Published: 2025, Last Modified: 20 Jan 2026ECML/PKDD (8) 2025EveryoneRevisionsBibTeXCC BY-SA 4.0
Abstract: Link Prediction is a foundational task in Graph Representation Learning, supporting applications like link recommendation, knowledge graph completion, and graph generation. Graph Neural Networks (GNNs) have shown promising results in this domain and are widely used for learning graph representations from data. However, not all GNNs can represent edge direction and not all training strategies support the learning of directed graph representations. For this reason, Neural Directed Link Prediction (NDLP) has been divided into three sub-tasks. Models that perform well in distinguishing uncorrelated samples of positive and negative directed edges (the general DLP task) do not necessarily capture edge directionality and bidirectionality (two additional tasks). While many models can be trained to perform well on any of the sub-tasks, most fail to perform well across them all. In this work, we propose three novel training strategies that adress the three sub-tasks simultaneously and can be applied to any autoencoder-based GNN without motifying its architecture.
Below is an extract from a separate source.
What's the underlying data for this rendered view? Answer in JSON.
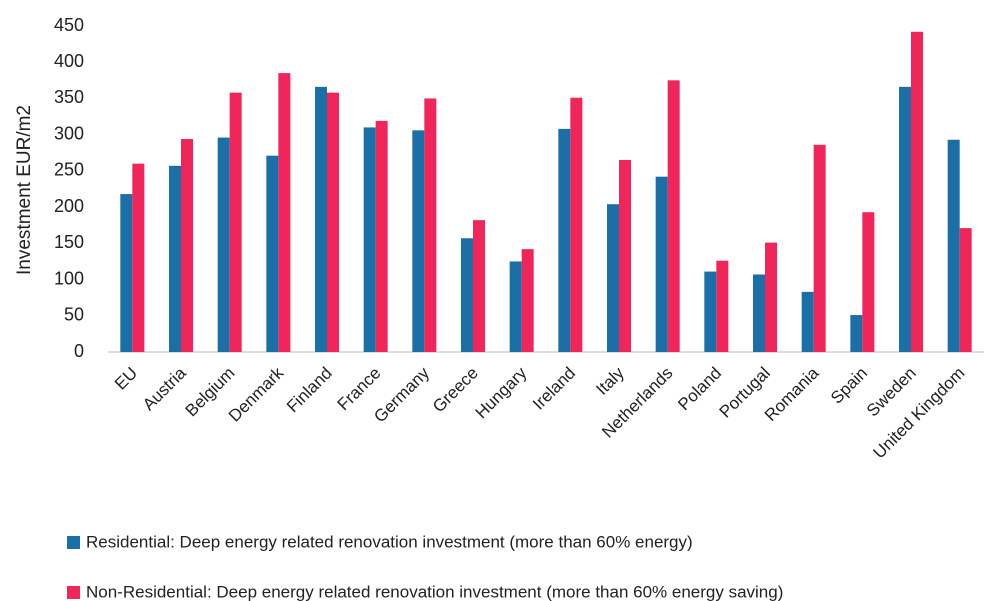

Our first strategy, the Multi-Class Framework for Neural Directed Link Prediction (MC-NDLP) maps NDLP to a Multi-Class training objective. The second and third strategies adopt a Multi-Task perspective, either with a Multi-Objective (MO-NDLP) or a Scalarized (S-NDLP) approach. We show that these training strategies allow many models to achieve higher or more balanced performance across the three NDLP sub-tasks. The flexibility offered by our proposed training strategies provides a powerful means for improving the capabilities of NDLP models to advance the state of Neural Directed Link Prediction.